The mature results from a trial conducted by the Asia-Pacific Hepatocellular Carcinoma Trials Group led by the National Cancer Centre Singapore (NCCS) and Singapore General Hospital (SGH) have shown that patients who suffer from inoperable advanced hepatocellular carcinoma (HCC) may have a chance to live significantly longer by using a combined therapy.

The multi-centre phase II clinical trial was conducted at four Asia Pacific tertiary medical centres to evaluate the efficacy of combining two existing treatment modalities, Sorafenib and Selective Internal Radiation Therapy (SIRT). The combination involves starting patients on SIRT using SIR-Spheres microspheres, a medical device that contains radioactive microspheres labeled with yttrium-90 for short range high energy radiation therapy, followed by systemic therapy with an oral chemotherapy drug, Sorafenib, 14 days later.

The mature results of the trial published recently in a peer-reviewed journal, PLOS ONE, show that median overall survival was 20.3 months for patients with intermediate stage HCC and 8.6 months for patients with advanced . These final results were better than the preliminary data released in 2010.

Led by Prof Pierce Chow, Senior Consultant Surgeon at NCCS and SGH, the investigator-initiated trial, which commenced in June 2008, recruited 29 patients from four countries namely Malaysia, Myanmar, Singapore and South Korea.

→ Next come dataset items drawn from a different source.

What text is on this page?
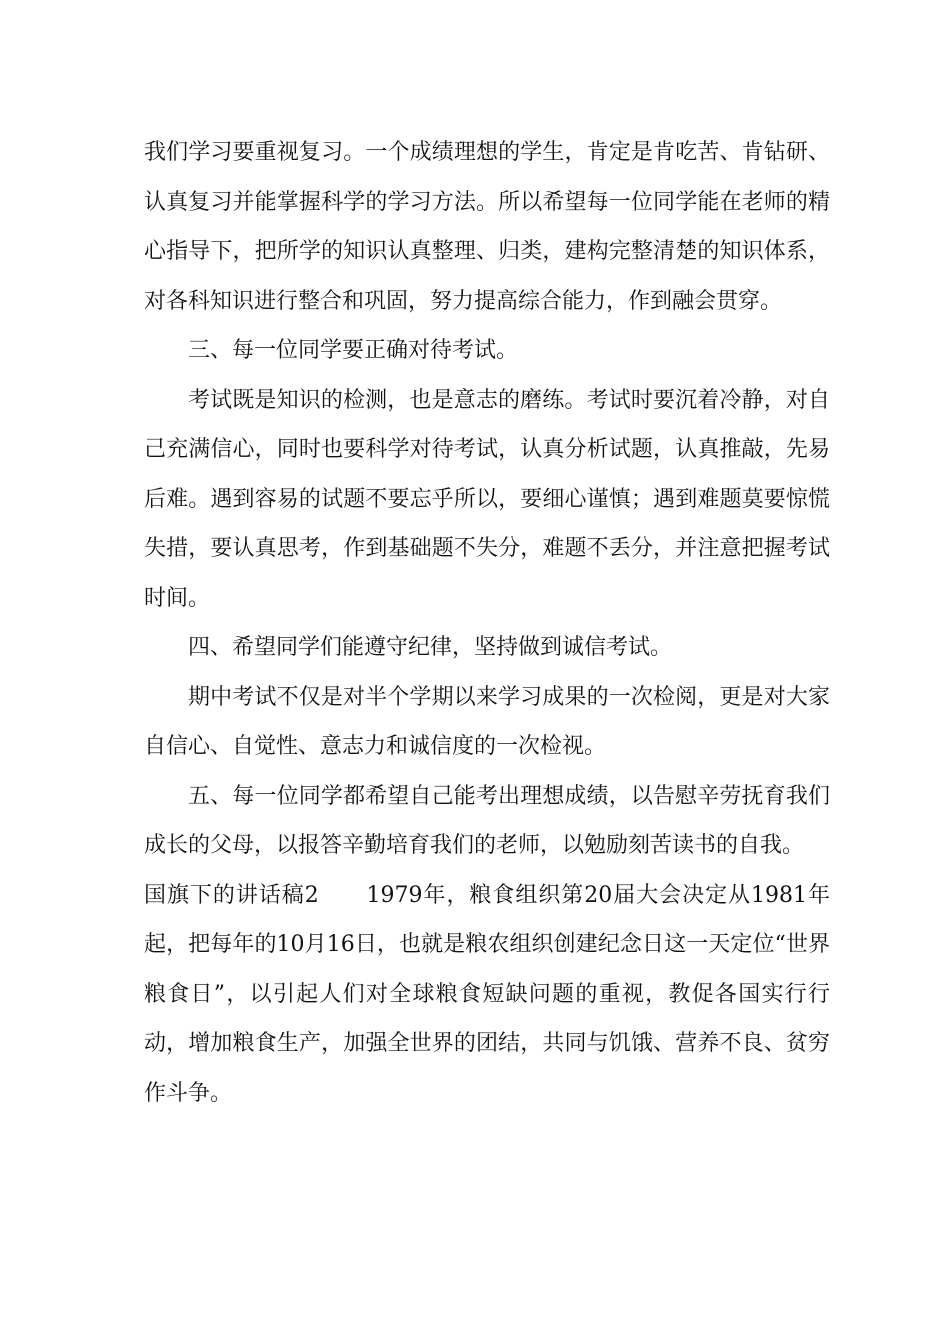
我们学习要重视复习。一个成绩理想的学生，肯定是肯吃苦、肯钻研、认真复习并能掌握科学的学习方法。所以希望每一位同学能在老师的精心指导下，把所学的知识认真整理、归类，建构完整清楚的知识体系，对各科知识进行整合和巩固，努力提高综合能力，作到融会贯穿。

三、每一位同学要正确对待考试。

考试既是知识的检测，也是意志的磨练。考试时要沉着冷静，对自己充满信心，同时也要科学对待考试，认真分析试题，认真推敲，先易后难。遇到容易的试题不要忘乎所以，要细心谨慎；遇到难题莫要惊慌失措，要认真思考，作到基础题不失分，难题不丢分，并注意把握考试时间。

四、希望同学们能遵守纪律，坚持做到诚信考试。

期中考试不仅是对半个学期以来学习成果的一次检阅，更是对大家自信心、自觉性、意志力和诚信度的一次检视。

五、每一位同学都希望自己能考出理想成绩，以告慰辛劳抚育我们成长的父母，以报答辛勤培育我们的老师，以勉励刻苦读书的自我。

国旗下的讲话稿2 1979年，粮食组织第20届大会决定从1981年起，把每年的10月16日，也就是粮农组织创建纪念日这一天定位“世界粮食日”，以引起人们对全球粮食短缺问题的重视，教促各国实行行动，增加粮食生产，加强全世界的团结，共同与饥饿、营养不良、贫穷作斗争。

"Hepatocellular carcinoma is the most common type of liver cancer with limited treatment options. About 1 million individuals are diagnosed with the condition annually and only 20 per cent of them are eligible for potentially curative treatment. This is a major concern and we aim to change that," said Prof Chow.

"It is through collaboration with hospitals and medical centres in the region that we can further our understanding of this disease that is so prevalent in the Asian population. This multi-centre phase II clinical trial, which showed that the combination therapy improves survival, is an example of how patients can benefit from the collaboration."

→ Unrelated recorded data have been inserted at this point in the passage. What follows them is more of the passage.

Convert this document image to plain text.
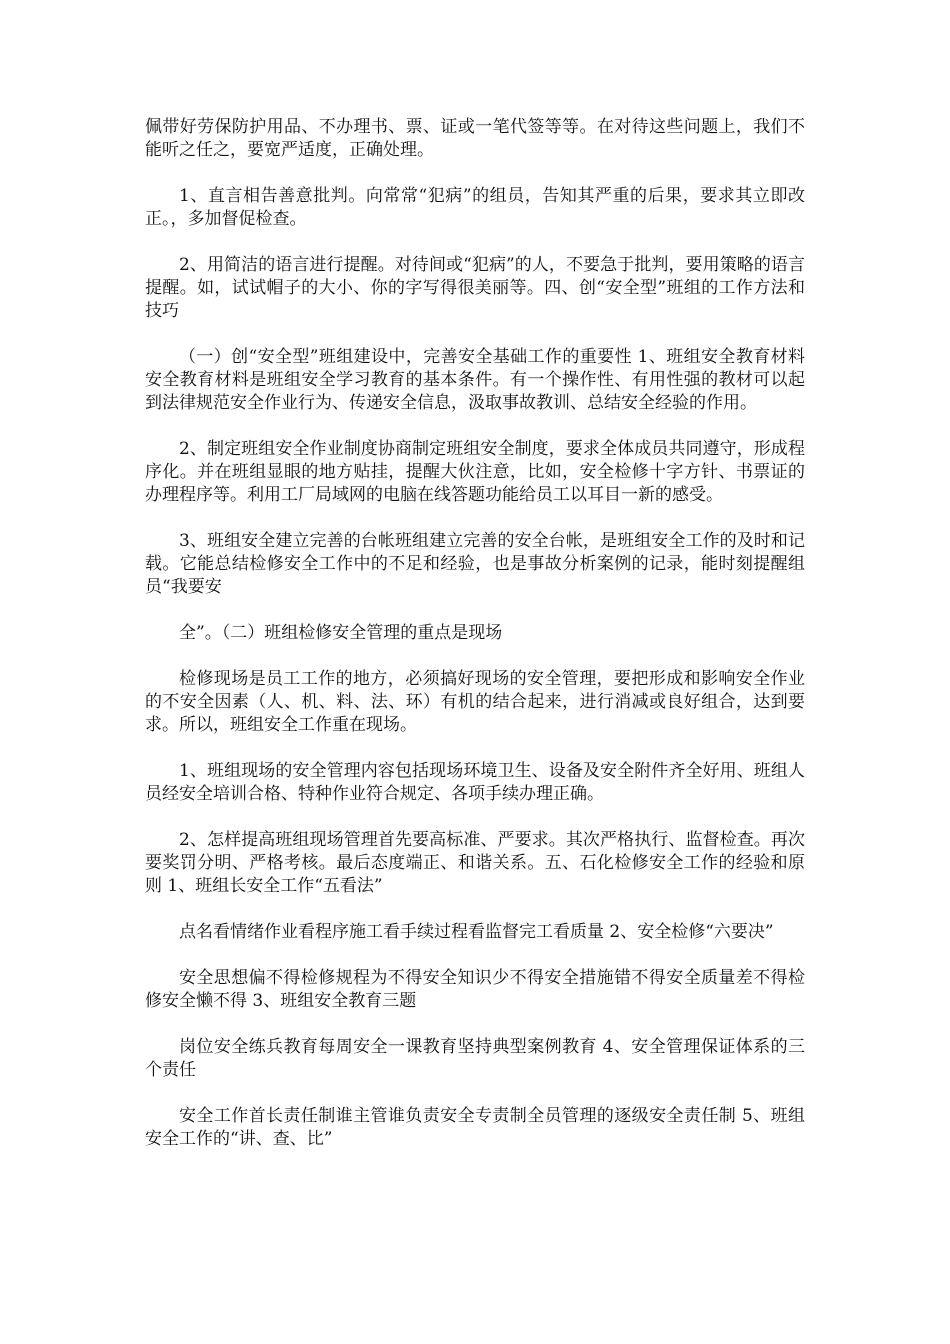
佩带好劳保防护用品、不办理书、票、证或一笔代签等等。在对待这些问题上，我们不能听之任之，要宽严适度，正确处理。

1、直言相告善意批判。向常常“犯病”的组员，告知其严重的后果，要求其立即改正。，多加督促检查。

2、用简洁的语言进行提醒。对待间或“犯病”的人，不要急于批判，要用策略的语言提醒。如，试试帽子的大小、你的字写得很美丽等。四、创“安全型”班组的工作方法和技巧

（一）创“安全型”班组建设中，完善安全基础工作的重要性 1、班组安全教育材料安全教育材料是班组安全学习教育的基本条件。有一个操作性、有用性强的教材可以起到法律规范安全作业行为、传递安全信息，汲取事故教训、总结安全经验的作用。

2、制定班组安全作业制度协商制定班组安全制度，要求全体成员共同遵守，形成程序化。并在班组显眼的地方贴挂，提醒大伙注意，比如，安全检修十字方针、书票证的办理程序等。利用工厂局域网的电脑在线答题功能给员工以耳目一新的感受。

3、班组安全建立完善的台帐班组建立完善的安全台帐，是班组安全工作的及时和记载。它能总结检修安全工作中的不足和经验，也是事故分析案例的记录，能时刻提醒组员“我要安

全”。（二）班组检修安全管理的重点是现场

检修现场是员工工作的地方，必须搞好现场的安全管理，要把形成和影响安全作业的不安全因素（人、机、料、法、环）有机的结合起来，进行消减或良好组合，达到要求。所以，班组安全工作重在现场。

1、班组现场的安全管理内容包括现场环境卫生、设备及安全附件齐全好用、班组人员经安全培训合格、特种作业符合规定、各项手续办理正确。

2、怎样提高班组现场管理首先要高标准、严要求。其次严格执行、监督检查。再次要奖罚分明、严格考核。最后态度端正、和谐关系。五、石化检修安全工作的经验和原则 1、班组长安全工作“五看法”

点名看情绪作业看程序施工看手续过程看监督完工看质量 2、安全检修“六要决”

安全思想偏不得检修规程为不得安全知识少不得安全措施错不得安全质量差不得检修安全懒不得 3、班组安全教育三题

岗位安全练兵教育每周安全一课教育坚持典型案例教育 4、安全管理保证体系的三个责任

安全工作首长责任制谁主管谁负责安全专责制全员管理的逐级安全责任制 5、班组安全工作的“讲、查、比”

The trial also revealed that median time to progression was 15.2 months and 9 months for patients with locally advanced HCC and patients with metastatic liver cancer respectively. This means that patients are able to enjoy better quality of life for a longer period, from the time therapy starts till the disease progresses.

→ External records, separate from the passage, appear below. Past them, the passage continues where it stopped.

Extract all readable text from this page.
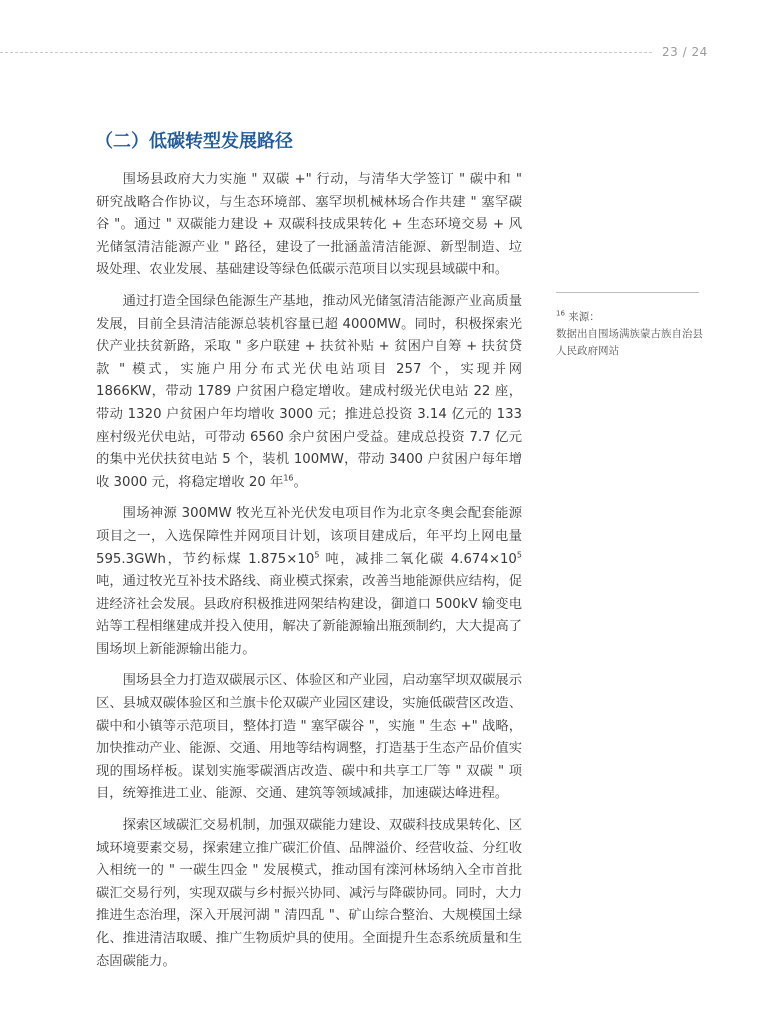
23 / 24
（二）低碳转型发展路径

围场县政府大力实施 " 双碳 +" 行动，与清华大学签订 " 碳中和 " 研究战略合作协议，与生态环境部、塞罕坝机械林场合作共建 " 塞罕碳谷 "。通过 " 双碳能力建设 + 双碳科技成果转化 + 生态环境交易 + 风光储氢清洁能源产业 " 路径，建设了一批涵盖清洁能源、新型制造、垃圾处理、农业发展、基础建设等绿色低碳示范项目以实现县域碳中和。

通过打造全国绿色能源生产基地，推动风光储氢清洁能源产业高质量发展，目前全县清洁能源总装机容量已超 4000MW。同时，积极探索光伏产业扶贫新路，采取 " 多户联建 + 扶贫补贴 + 贫困户自筹 + 扶贫贷款 " 模式，实施户用分布式光伏电站项目 257 个，实现并网 1866KW，带动 1789 户贫困户稳定增收。建成村级光伏电站 22 座，带动 1320 户贫困户年均增收 3000 元；推进总投资 3.14 亿元的 133 座村级光伏电站，可带动 6560 余户贫困户受益。建成总投资 7.7 亿元的集中光伏扶贫电站 5 个，装机 100MW，带动 3400 户贫困户每年增收 3000 元，将稳定增收 20 年$^{16}$。

围场神源 300MW 牧光互补光伏发电项目作为北京冬奥会配套能源项目之一，入选保障性并网项目计划，该项目建成后，年平均上网电量 595.3GWh，节约标煤 $1.875\times 10^5$ 吨，减排二氧化碳 $4.674\times 10^5$ 吨，通过牧光互补技术路线、商业模式探索，改善当地能源供应结构，促进经济社会发展。县政府积极推进网架结构建设，御道口 500kV 输变电站等工程相继建成并投入使用，解决了新能源输出瓶颈制约，大大提高了围场坝上新能源输出能力。

围场县全力打造双碳展示区、体验区和产业园，启动塞罕坝双碳展示区、县城双碳体验区和兰旗卡伦双碳产业园区建设，实施低碳营区改造、碳中和小镇等示范项目，整体打造 " 塞罕碳谷 "，实施 " 生态 +" 战略，加快推动产业、能源、交通、用地等结构调整，打造基于生态产品价值实现的围场样板。谋划实施零碳酒店改造、碳中和共享工厂等 " 双碳 " 项目，统筹推进工业、能源、交通、建筑等领域减排，加速碳达峰进程。

探索区域碳汇交易机制，加强双碳能力建设、双碳科技成果转化、区域环境要素交易，探索建立推广碳汇价值、品牌溢价、经营收益、分红收入相统一的 " 一碳生四金 " 发展模式，推动国有滦河林场纳入全市首批碳汇交易行列，实现双碳与乡村振兴协同、减污与降碳协同。同时，大力推进生态治理，深入开展河湖 " 清四乱 "、矿山综合整治、大规模国土绿化、推进清洁取暖、推广生物质炉具的使用。全面提升生态系统质量和生态固碳能力。

$^{16}$ 来源：
数据出自围场满族蒙古族自治县人民政府网站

The results of the trial also compare favorably with the known outcomes of current monotherapy treatments such as the overall survival following transarterial embolization in Asia-Pacific patients with intermediate or advanced HCC (median 18.2 and 6.8 months, respectively).

"This is an improvement of the initial result in 2010, which were already better than treatment with either therapy alone. It is very encouraging as it justifies our perseverance in seeking a deeper understanding of how we can treat this form of cancer to achieve the best results for our patient, " said Prof Soo Khee Chee, Director of NCCS who is also involved in the Phase II study.

The trial also demonstrated that patients with locally advanced HCC can also be downstaged to receive potentially curative treatment. In the trial two patients were downstaged to receive radio-frequency ablation. Outside of this phase II trial, four other clinical patients became amendable to surgery after treatment with SIRT and another became amendable to liver transplantation after receiving combination SIRT and sorafenib therapy. Potentially such as surgical resection, transplantation and radiofrequency ablation are otherwise not options for patients with advanced HCC. If left untreated, they have a median survival of about 4 to 8 months.

HCC, a form of liver cancer, is the 5th most common cancer worldwide. Almost 80 per cent of HCC cases are found in the Asia-Pacific region. As the majority of patients with liver cancer do not develop any symptoms, only one in five of them can potentially be cured by surgery when diagnosed.

In view of the success of the phase II trial, the phase III multi-centre trial has commenced to determine if SIRT would help survive longer and would potentially be the first line therapy for advanced HCC.